Não, não foi abandonar. Pior do que isso foi o presidente da Câmara eleito ter sido chutado para fora. Qual é a legitimidade de se fazer uma coisa destas e qual é a legitimidade de quem a seguir assume as funções de presidente de Câmara? Este é o problema que se me pôs. Eu já estava num processo de saída enquanto vereador e, com este acontecimento consumado, decidi definitivamente deixar a Câmara de Setúbal.
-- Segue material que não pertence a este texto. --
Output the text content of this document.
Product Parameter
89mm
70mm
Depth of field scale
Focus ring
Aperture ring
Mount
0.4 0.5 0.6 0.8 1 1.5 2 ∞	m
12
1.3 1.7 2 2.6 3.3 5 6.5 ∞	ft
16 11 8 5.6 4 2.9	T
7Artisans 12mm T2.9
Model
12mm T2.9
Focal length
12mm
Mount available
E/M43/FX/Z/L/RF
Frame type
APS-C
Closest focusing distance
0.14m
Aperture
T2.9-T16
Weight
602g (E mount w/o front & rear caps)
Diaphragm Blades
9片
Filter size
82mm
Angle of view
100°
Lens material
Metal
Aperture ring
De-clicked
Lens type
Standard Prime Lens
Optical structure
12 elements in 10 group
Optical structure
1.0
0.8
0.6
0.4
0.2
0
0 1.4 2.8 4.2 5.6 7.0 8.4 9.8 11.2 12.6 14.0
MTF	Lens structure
Depois surgiu o convite, coincidiu no tempo, para ser candidato à Câmara de Lisboa.

Estava a explicar porque decidiu voltar a candidatar-se a Setúbal.

Nessa altura [em 2007] pensei, “vou ser de novo candidato à Câmara de Setúbal”. Mas, entretanto, a presidente da Câmara foi a eleições, ganhou, adaptou-se às funções, e percebi que era o tempo da CDU, que cumpriu três mandatos. E agora, em termos democráticos, a mudança é fundamental. Se em democracia não há mudança, é porque não há democracia. Este é o momento em que terminou o tempo da CDU e virão novos tempos.

Acha que desta vez vai mesmo ganhar?

Nunca parto desse princípio. Do ponto de vista democrático, nós temos de ter a humildade de lutarmos para vencer, mas acharmos que podemos não vencer. Estou confiante, vou fazer por isso, mas quem decide, é soberano, são os eleitores.

Pode adiantar alguma coisa sobre as suas listas?

Isso é sempre o grande problema de qualquer candidato, principalmente às câmaras municipais. Não queria adiantar, porque estamos num processo de feitura das listas. Já temos as das juntas de freguesia e Assembleia Municipal muito avançadas, no que diz respeito à Câmara Municipal, estamos a escolher as pessoas mais adequadas para cada uma das áreas. As pessoas estão zangadas com a política, pelo que é difícil atraí-las, mas nós estamos a fazer esse esforço e vamos insistir para termos as mais capazes.

Para a Assembleia Municipal, também ainda não pode adiantar o nome?

Para a Assembleia Municipal, posso-lhe dizer que quem vai encabeçar a lista será o agora deputado Nuno Carvalho.

Temos conhecimento de que a relação com a concelhia tem causado desconforto a algumas pessoas. Queixam-se da sua forma de tratar estas coisas. O que diz sobre isso?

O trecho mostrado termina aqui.